Texto: Arthur Rostan Jean-Paul Haug. Revisão: Tati Magalhães
A arte da rememoração
Em tempos de festival, ascende a obra na qual, a partir do manejo de sua forma, a singularidade sobrepuja a dos outros participantes. Não que a excelência esteja intrínseca a tal primícia, mas, nesse viés, Meworoné propõe- se a um interessantíssimo exercício cinematográfico.
Apresentando as tradições Kariri Xocó, bem como, por meio disso, preservando suas raízes culturais, o realizador (Reidison Ruan Tononé) utiliza-se da montagem como artifício enaltecedor das problemáticas abordadas, as quais, nessa narrativa de ‘ficção’, discorrem sobre a perda identitária desse povo. Isto é, na medida em que o diálogo é feito na língua original Kariri, cada oração (ou fragmento
gramatical) pertence exclusivamente ao plano/imagem no qual foi proferida, assim resultando em uma constante de cortes fidedignos a tal estrutura/gramática. Consequentemente, com tal “conflito estético”, fomenta-se uma sensação de estranhamento, a qual, justamente, reproduz e conduz a defesa de Meworoné.

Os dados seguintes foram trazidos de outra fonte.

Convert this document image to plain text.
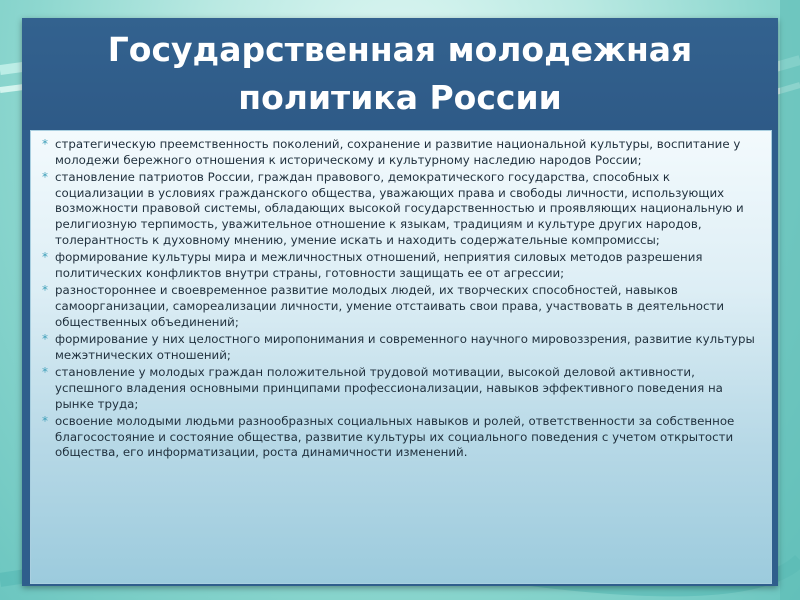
Государственная молодежная политика России
* стратегическую преемственность поколений, сохранение и развитие национальной культуры, воспитание у молодежи бережного отношения к историческому и культурному наследию народов России;
* становление патриотов России, граждан правового, демократического государства, способных к социализации в условиях гражданского общества, уважающих права и свободы личности, использующих возможности правовой системы, обладающих высокой государственностью и проявляющих национальную и религиозную терпимость, уважительное отношение к языкам, традициям и культуре других народов, толерантность к духовному мнению, умение искать и находить содержательные компромиссы;
* формирование культуры мира и межличностных отношений, неприятия силовых методов разрешения политических конфликтов внутри страны, готовности защищать ее от агрессии;
* разностороннее и своевременное развитие молодых людей, их творческих способностей, навыков самоорганизации, самореализации личности, умение отстаивать свои права, участвовать в деятельности общественных объединений;
* формирование у них целостного миропонимания и современного научного мировоззрения, развитие культуры межэтнических отношений;
* становление у молодых граждан положительной трудовой мотивации, высокой деловой активности, успешного владения основными принципами профессионализации, навыков эффективного поведения на рынке труда;
* освоение молодыми людьми разнообразных социальных навыков и ролей, ответственности за собственное благосостояние и состояние общества, развитие культуры их социального поведения с учетом открытости общества, его информатизации, роста динамичности изменений.
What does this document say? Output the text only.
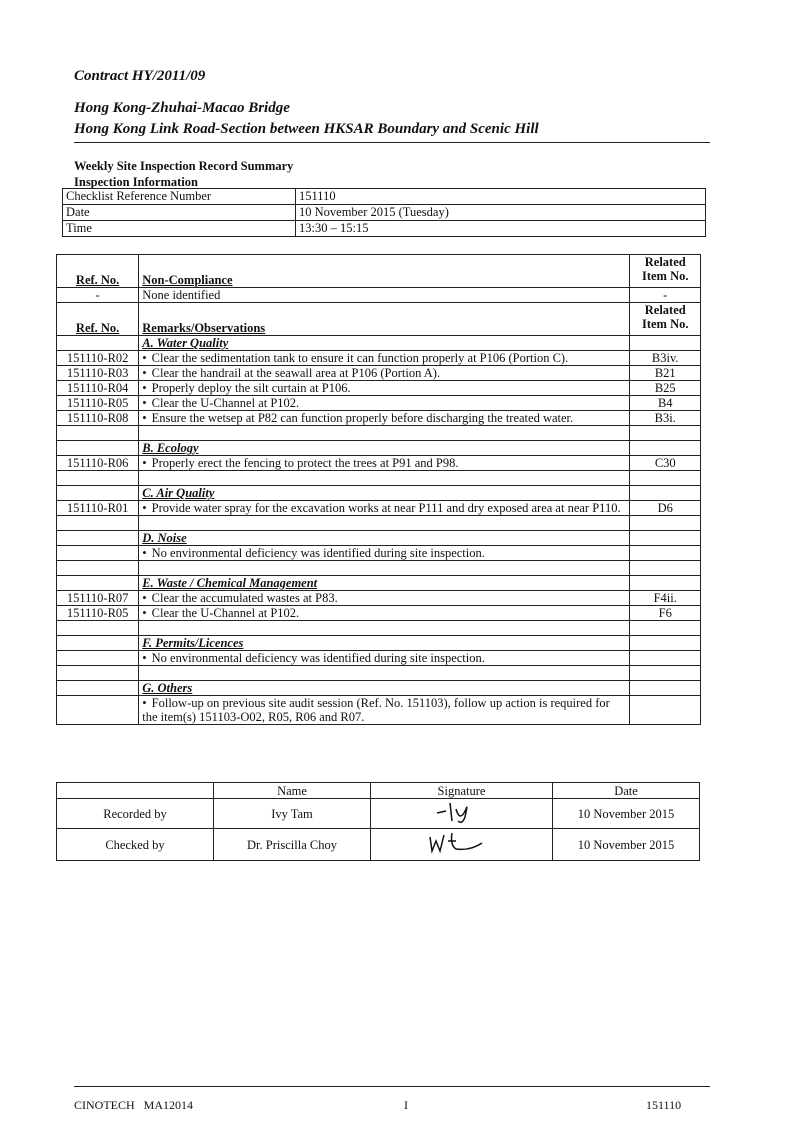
Contract HY/2011/09
Hong Kong-Zhuhai-Macao Bridge
Hong Kong Link Road-Section between HKSAR Boundary and Scenic Hill
Weekly Site Inspection Record Summary
Inspection Information
Checklist Reference Number	151110
Date	10 November 2015 (Tuesday)
Time	13:30 – 15:15
Ref. No.	Non-Compliance	Related
Item No.
-	None identified	-
Ref. No.	Remarks/Observations	Related
Item No.
	A. Water Quality	
151110-R02	• Clear the sedimentation tank to ensure it can function properly at P106 (Portion C).	B3iv.
151110-R03	• Clear the handrail at the seawall area at P106 (Portion A).	B21
151110-R04	• Properly deploy the silt curtain at P106.	B25
151110-R05	• Clear the U-Channel at P102.	B4
151110-R08	• Ensure the wetsep at P82 can function properly before discharging the treated water.	B3i.

	B. Ecology	
151110-R06	• Properly erect the fencing to protect the trees at P91 and P98.	C30

	C. Air Quality	
151110-R01	• Provide water spray for the excavation works at near P111 and dry exposed area at near P110.	D6

	D. Noise	
	• No environmental deficiency was identified during site inspection.	

	E. Waste / Chemical Management	
151110-R07	• Clear the accumulated wastes at P83.	F4ii.
151110-R05	• Clear the U-Channel at P102.	F6

	F. Permits/Licences	
	• No environmental deficiency was identified during site inspection.	

	G. Others	
	• Follow-up on previous site audit session (Ref. No. 151103), follow up action is required for the item(s) 151103-O02, R05, R06 and R07.	
	Name	Signature	Date
Recorded by	Ivy Tam		10 November 2015
Checked by	Dr. Priscilla Choy		10 November 2015
CINOTECH   MA12014	I	151110
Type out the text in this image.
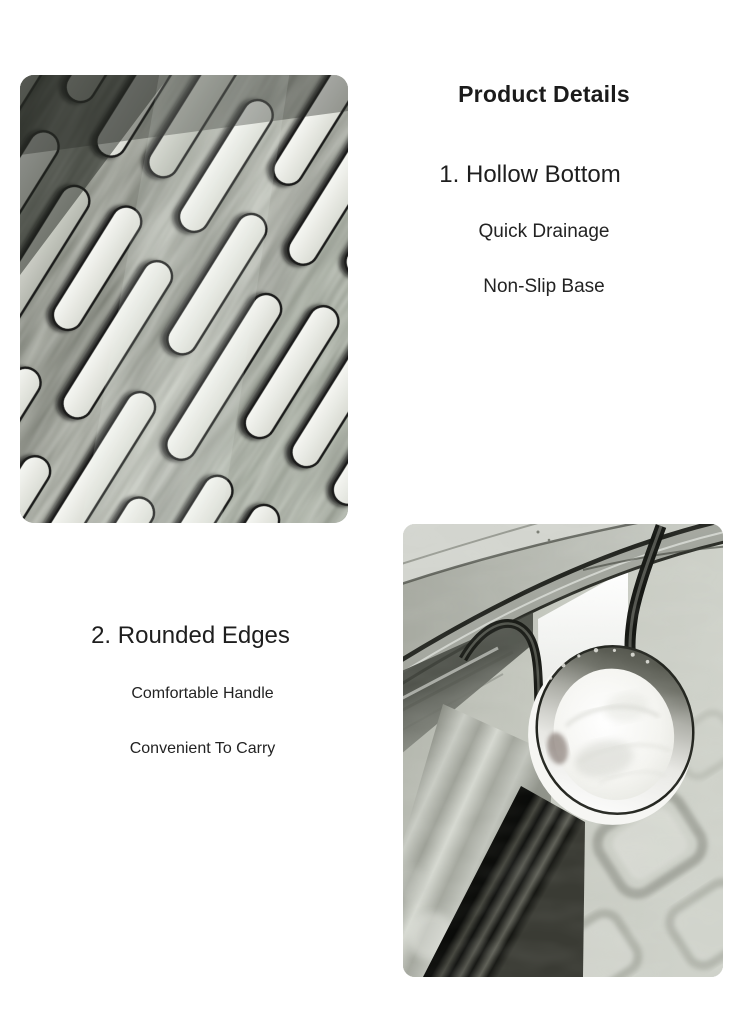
Product Details
1. Hollow Bottom
Quick Drainage
Non-Slip Base
2. Rounded Edges
Comfortable Handle
Convenient To Carry
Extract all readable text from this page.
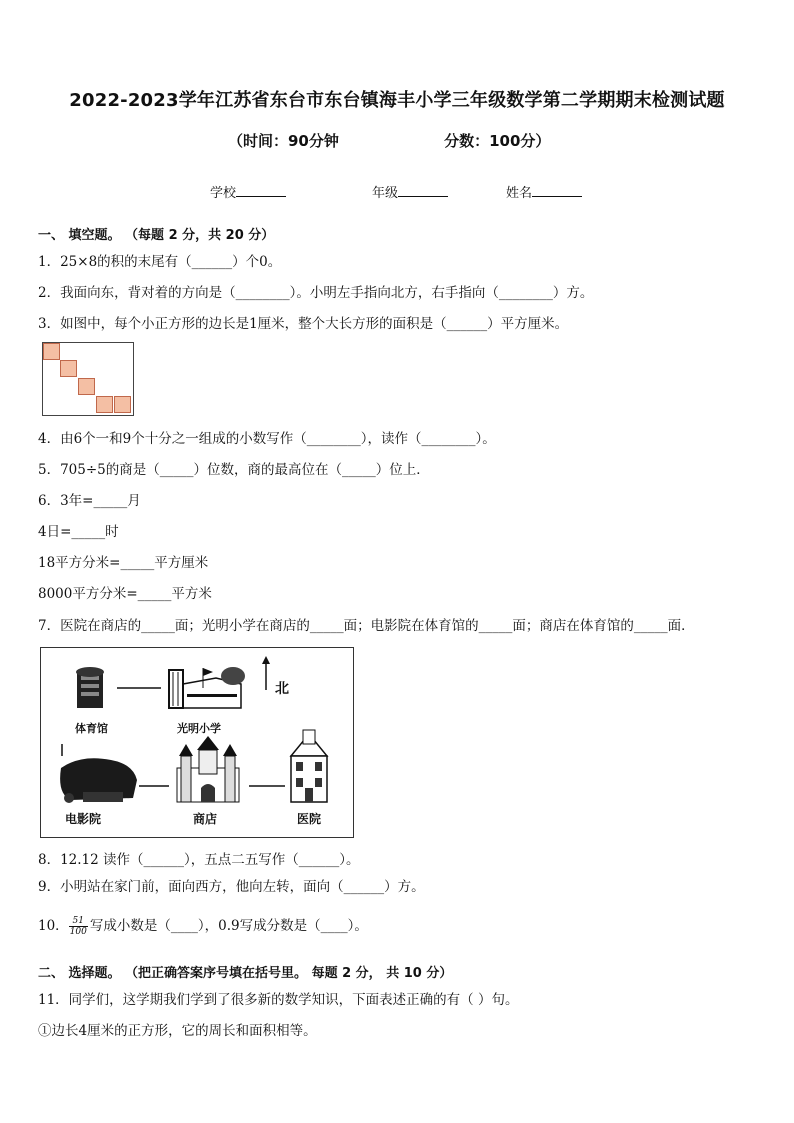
2022-2023学年江苏省东台市东台镇海丰小学三年级数学第二学期期末检测试题
（时间：90分钟	分数：100分）
学校	年级	姓名
一、 填空题。 （每题 2 分，共 20 分）
1．25×8的积的末尾有（______）个0。
2．我面向东，背对着的方向是（________）。小明左手指向北方，右手指向（________）方。
3．如图中，每个小正方形的边长是1厘米，整个大长方形的面积是（______）平方厘米。
4．由6个一和9个十分之一组成的小数写作（________），读作（________）。
5．705÷5的商是（_____）位数，商的最高位在（_____）位上．
6．3年=_____月
4日=_____时
18平方分米=_____平方厘米
8000平方分米=_____平方米
7．医院在商店的_____面；光明小学在商店的_____面；电影院在体育馆的_____面；商店在体育馆的_____面．
体育馆	光明小学
北
电影院	商店	医院
8．12.12 读作（______），五点二五写作（______）。
9．小明站在家门前，面向西方，他向左转，面向（______）方。
10． $\frac{51}{100}$ 写成小数是（____），0.9写成分数是（____）。
二、 选择题。 （把正确答案序号填在括号里。 每题 2 分， 共 10 分）
11．同学们，这学期我们学到了很多新的数学知识，下面表述正确的有（ ）句。
①边长4厘米的正方形，它的周长和面积相等。
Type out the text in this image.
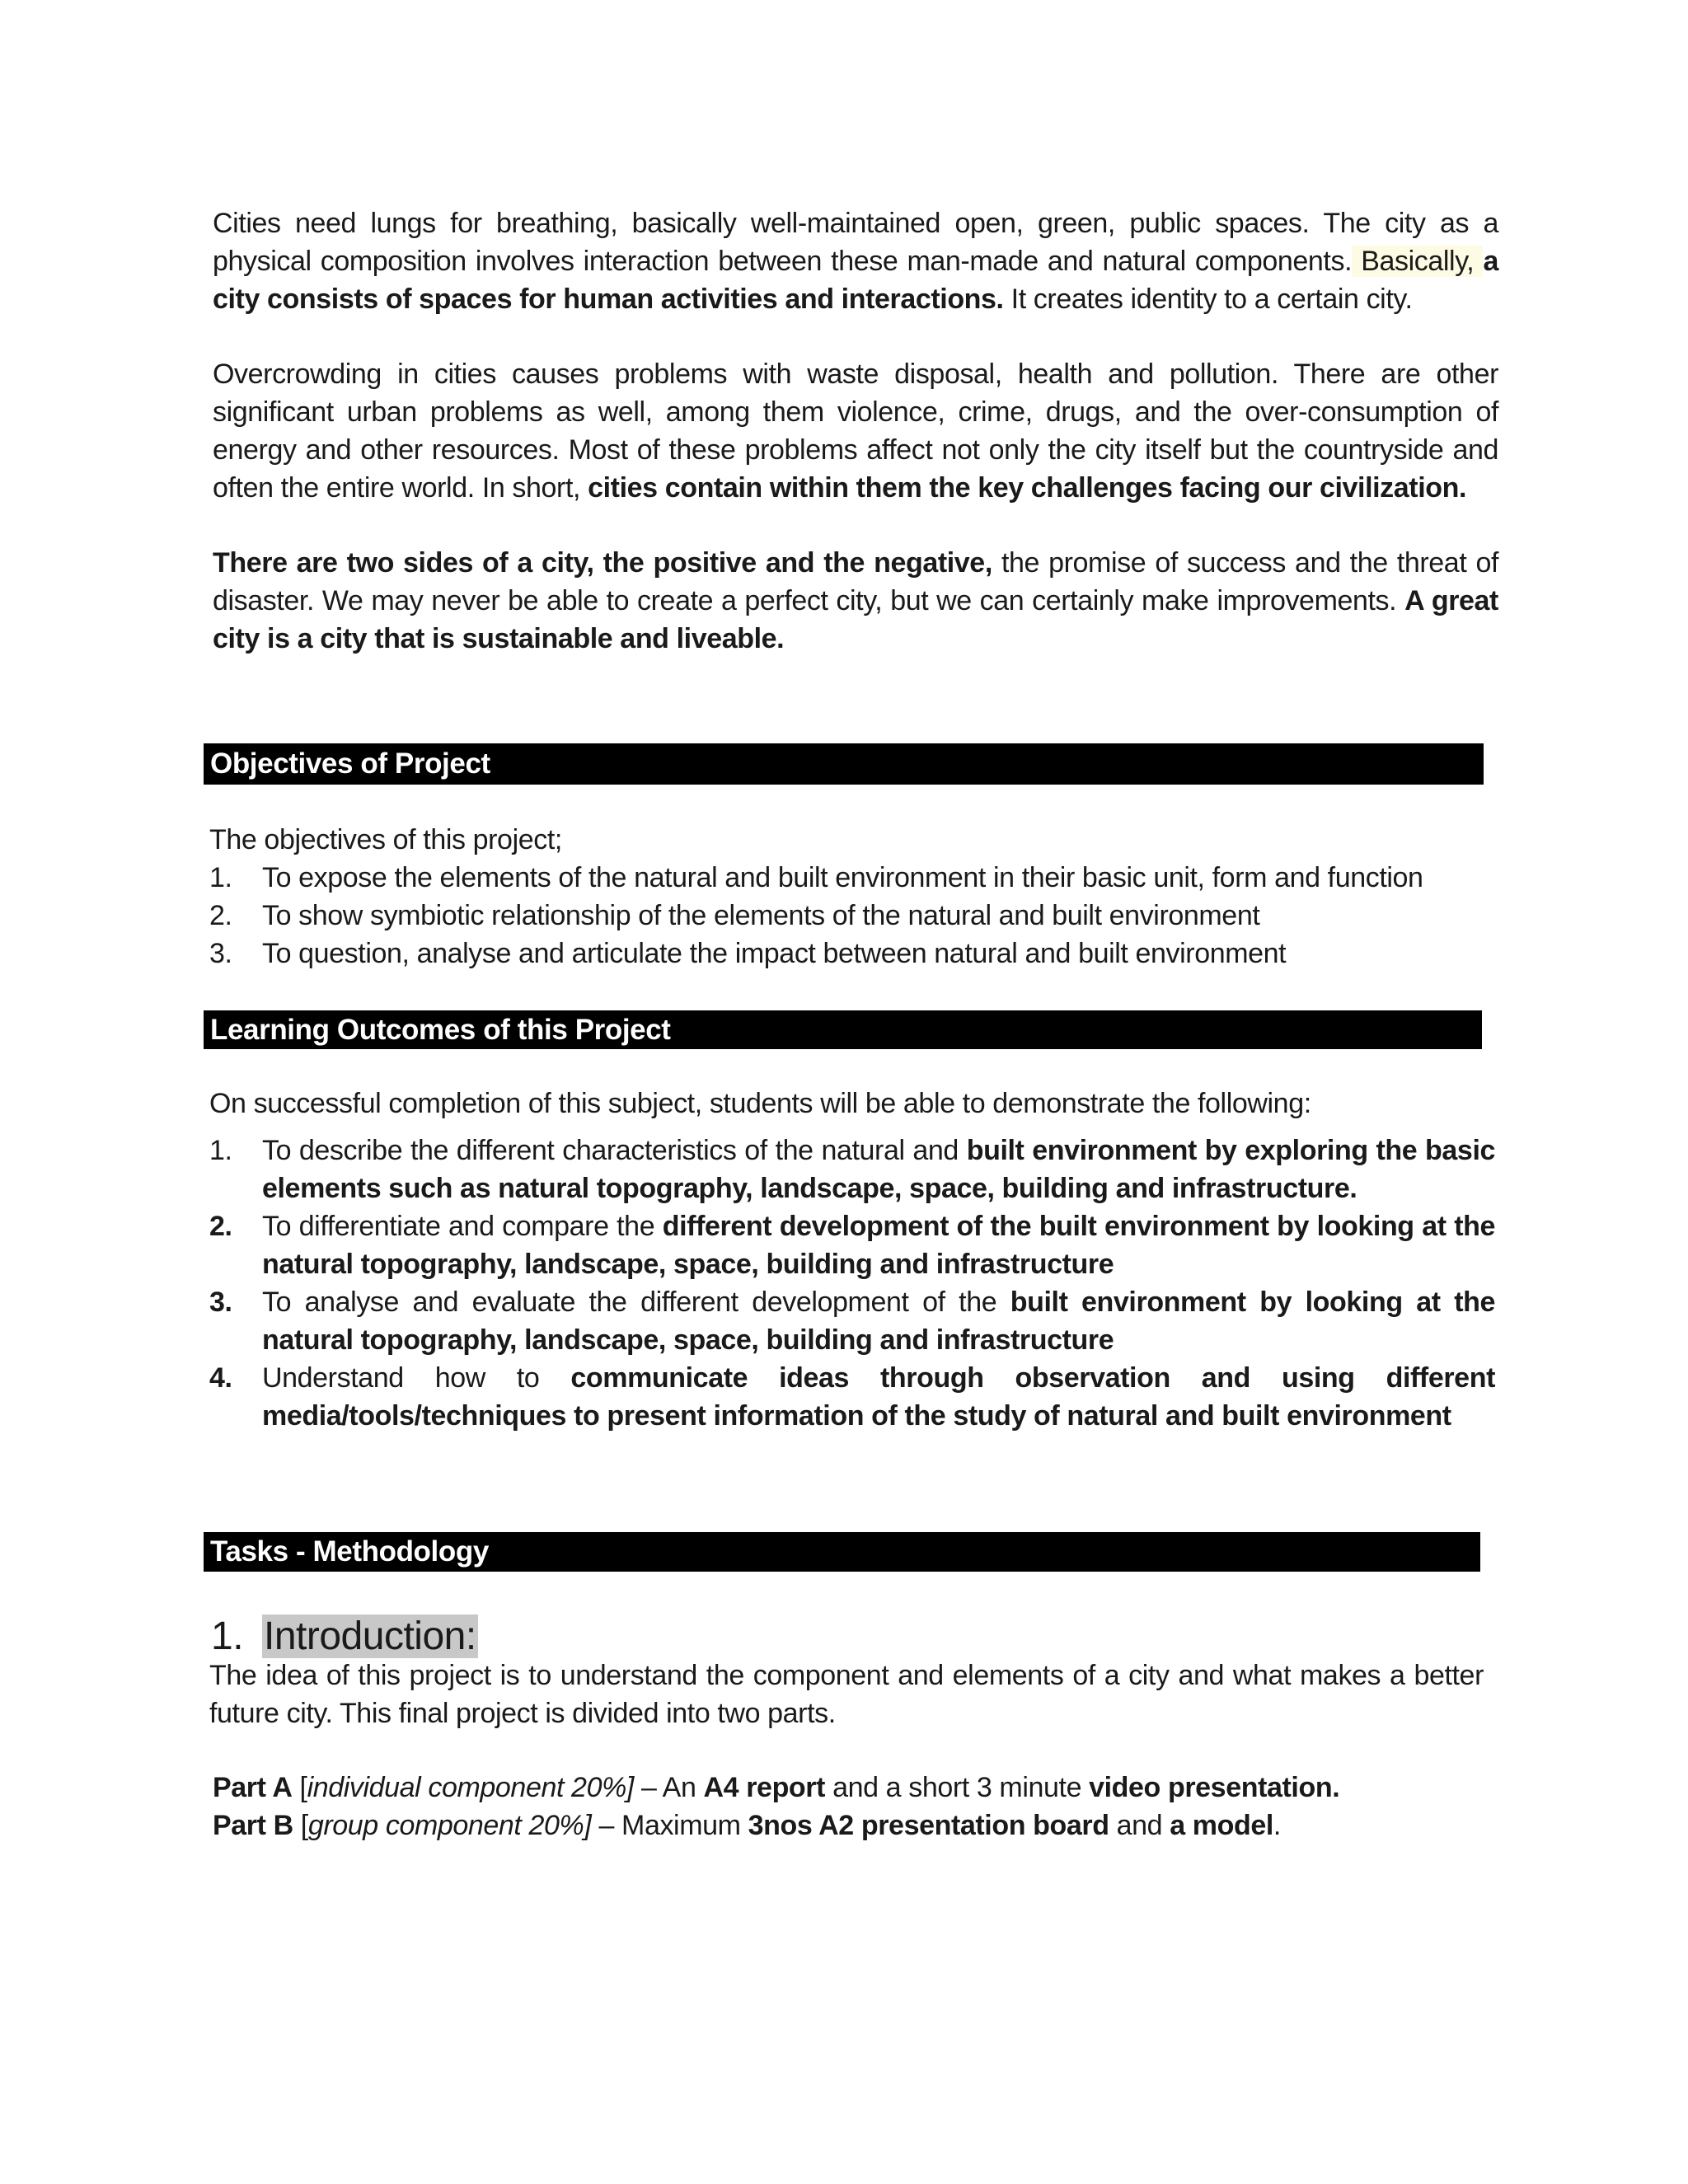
Cities need lungs for breathing, basically well-maintained open, green, public spaces. The city as a physical composition involves interaction between these man-made and natural components. Basically, a city consists of spaces for human activities and interactions. It creates identity to a certain city.
Overcrowding in cities causes problems with waste disposal, health and pollution. There are other significant urban problems as well, among them violence, crime, drugs, and the over-consumption of energy and other resources. Most of these problems affect not only the city itself but the countryside and often the entire world. In short, cities contain within them the key challenges facing our civilization.
There are two sides of a city, the positive and the negative, the promise of success and the threat of disaster. We may never be able to create a perfect city, but we can certainly make improvements. A great city is a city that is sustainable and liveable.
Objectives of Project
The objectives of this project;
1. To expose the elements of the natural and built environment in their basic unit, form and function
2. To show symbiotic relationship of the elements of the natural and built environment
3. To question, analyse and articulate the impact between natural and built environment
Learning Outcomes of this Project
On successful completion of this subject, students will be able to demonstrate the following:
1. To describe the different characteristics of the natural and built environment by exploring the basic elements such as natural topography, landscape, space, building and infrastructure.
2. To differentiate and compare the different development of the built environment by looking at the natural topography, landscape, space, building and infrastructure
3. To analyse and evaluate the different development of the built environment by looking at the natural topography, landscape, space, building and infrastructure
4. Understand how to communicate ideas through observation and using different media/tools/techniques to present information of the study of natural and built environment
Tasks - Methodology
1. Introduction:
The idea of this project is to understand the component and elements of a city and what makes a better future city. This final project is divided into two parts.
Part A [individual component 20%] – An A4 report and a short 3 minute video presentation.
Part B [group component 20%] – Maximum 3nos A2 presentation board and a model.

Pois se o processo de preservação identitária compõe-se por rememoração, a inscrição do estranhamento torna-se, com base em seu arraigamento, um novo momento de reflexão presente na construção do raciocínio do espectador, ou seja, a busca pela compreensão desse “conflito” é, também, um reencontro às problemáticas (conteúdo) do curta, assim potencializando a sua memória naquele que o experienciou – em um simples processo dialético. Posto em um contexto de festival, ao distingui-la das demais, esse advento propulsiona o reconhecimento da obra, estabelecendo-a em nosso inconsciente e, sobretudo, clamando por uma revisita. Afinal, em matéria de rememoração, não há escolha melhor que a criação dessa espécie de memória-chave em nosso ideário.
Não obstante, tal conspecção aproveita-se de sua narrativa ficcional para elevar tal manejo (ou essa metalinguagem) ao quadrado, o que retifica sua “mensagem pela forma” e, também, prova que uma obra de ficção possui tanta aplicabilidade política/histórica (dadas as devidas proporções) quanto o formato de documentário propriamente dito. Claro, caso ainda convenha admiti-la como uma mera obra ficcional!
Portanto, apesar de suas limitações técnicas, Mewonoré apresenta-se como um pequeno agrado cinematográfico e, sobretudo, histórico-cultural, o que, além de acalentar o leito artístico, aflorou, no mínimo, minha curiosidade e afinidade à temática; prova de sua primazia. Afinal, clamando por uma revisita a esse imbróglio, Meworoné busca ensinar-nos a falar e refletir corretamente – tanto historicamente quanto cinematograficamente.